What you can do: fight or flight
In the stressful everyday life we miss fight or flight, survive and celebrate. Fight and flight are usually not possible – but they can be simulated. Movement can be a fight and a celebration at the same time: turn up the music, dance, just rejoice out loud. Escape can also be simulated: running, cycling, climbing, swimming, whatever is good for the body.
“For most people, twenty to sixty minutes a day is enough,” the Nagoskis write in their “Stress” book.
For most people, this is likely to be a lot more exercise than they have so far built into everyday life. But the message is clear: “Physical activity – really every movement of your body – is the means of choice in the fight against burn-out”.
What to do when you’re too lazy to make any effortoath
Nevertheless, they suggest a few alternatives.
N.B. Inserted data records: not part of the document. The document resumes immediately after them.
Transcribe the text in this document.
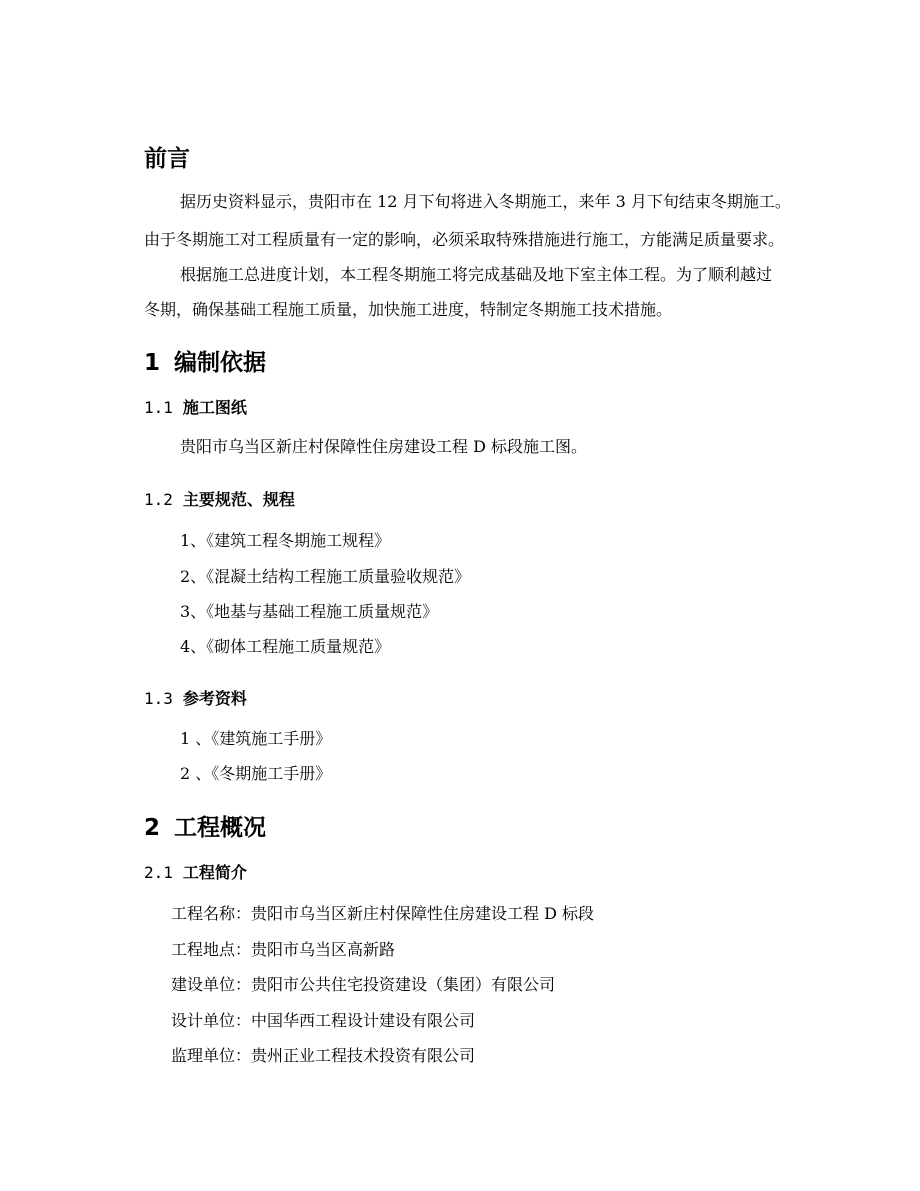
前言
据历史资料显示，贵阳市在 12 月下旬将进入冬期施工，来年 3 月下旬结束冬期施工。
由于冬期施工对工程质量有一定的影响，必须采取特殊措施进行施工，方能满足质量要求。
根据施工总进度计划，本工程冬期施工将完成基础及地下室主体工程。为了顺利越过
冬期，确保基础工程施工质量，加快施工进度，特制定冬期施工技术措施。
1 编制依据
1.1 施工图纸
贵阳市乌当区新庄村保障性住房建设工程 D 标段施工图。
1.2 主要规范、规程
1、《建筑工程冬期施工规程》
2、《混凝土结构工程施工质量验收规范》
3、《地基与基础工程施工质量规范》
4、《砌体工程施工质量规范》
1.3 参考资料
1 、《建筑施工手册》
2 、《冬期施工手册》
2 工程概况
2.1 工程简介
工程名称：贵阳市乌当区新庄村保障性住房建设工程 D 标段
工程地点：贵阳市乌当区高新路
建设单位：贵阳市公共住宅投资建设（集团）有限公司
设计单位：中国华西工程设计建设有限公司
监理单位：贵州正业工程技术投资有限公司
Here you are:
Ever heard a little child sigh when they come to after a fit of anger? This is anti-stress management in practice. “Breathing is most effective when the stress level is not too high or you only want to remove part of it to get through a difficult situation,” the Nagoskis write. If we breathe out slowly and far, we act on the vagus nerve, a nerve that runs through the entire trunk. Exhaling calmly calms the heart and signals to the organs: the threat is receding, you can go back to work.
Positive social interaction
Yes, it’s a little ironic that people liked to cancel their dates before the Corona period. Now it is the encounters that they miss so much. No wonder. Social integration gives a feeling of security. Those who are friendly expect friendliness and assume less negative thoughts to others. Hello, feel-good atmosphere!
Laughter is a very pleasant way of breathing out. Here, just to try it out, please have a say:
“Haaaa!” Or also: “Ha-Haaa!”
Those who laugh together associate the calming feeling with the relationship with others. And that also takes away stress.
If nothing else works, only a loved one can help. If we hug each other, attachment hormones are released. They help to alleviate stress reactions.
Art out of anger? Sure, of course. If you have or had access to an artistic activity, then try it out again. If you’ve never been able to paint or sing or drum: give it a try anyway! Writes bad poems, paints ugly pictures and writes pathetic songs. The stress has to get out, nobody asks how.
“The good old crying fit“
This is my absolute favorite method from the “Stress” book. If there is too much pressure, then he has to get out. That was true of the tea kettles in our childhood and it also applies to tears that hold people back because crying is just not cool, just immature. But crying helps, as almost everyone has had this experience.
Stress competence is life competence
We will never eliminate the stress of everyday life. It would also be wrong, because a little stress lets us live longer, makes us aware and creative, and encourages us to change. So it’s worth it. The downside is that there will always be “too much” stress. Regular sources of stress must of course be combated. But acute stress has to be endured, processed. This competence is a skill for life.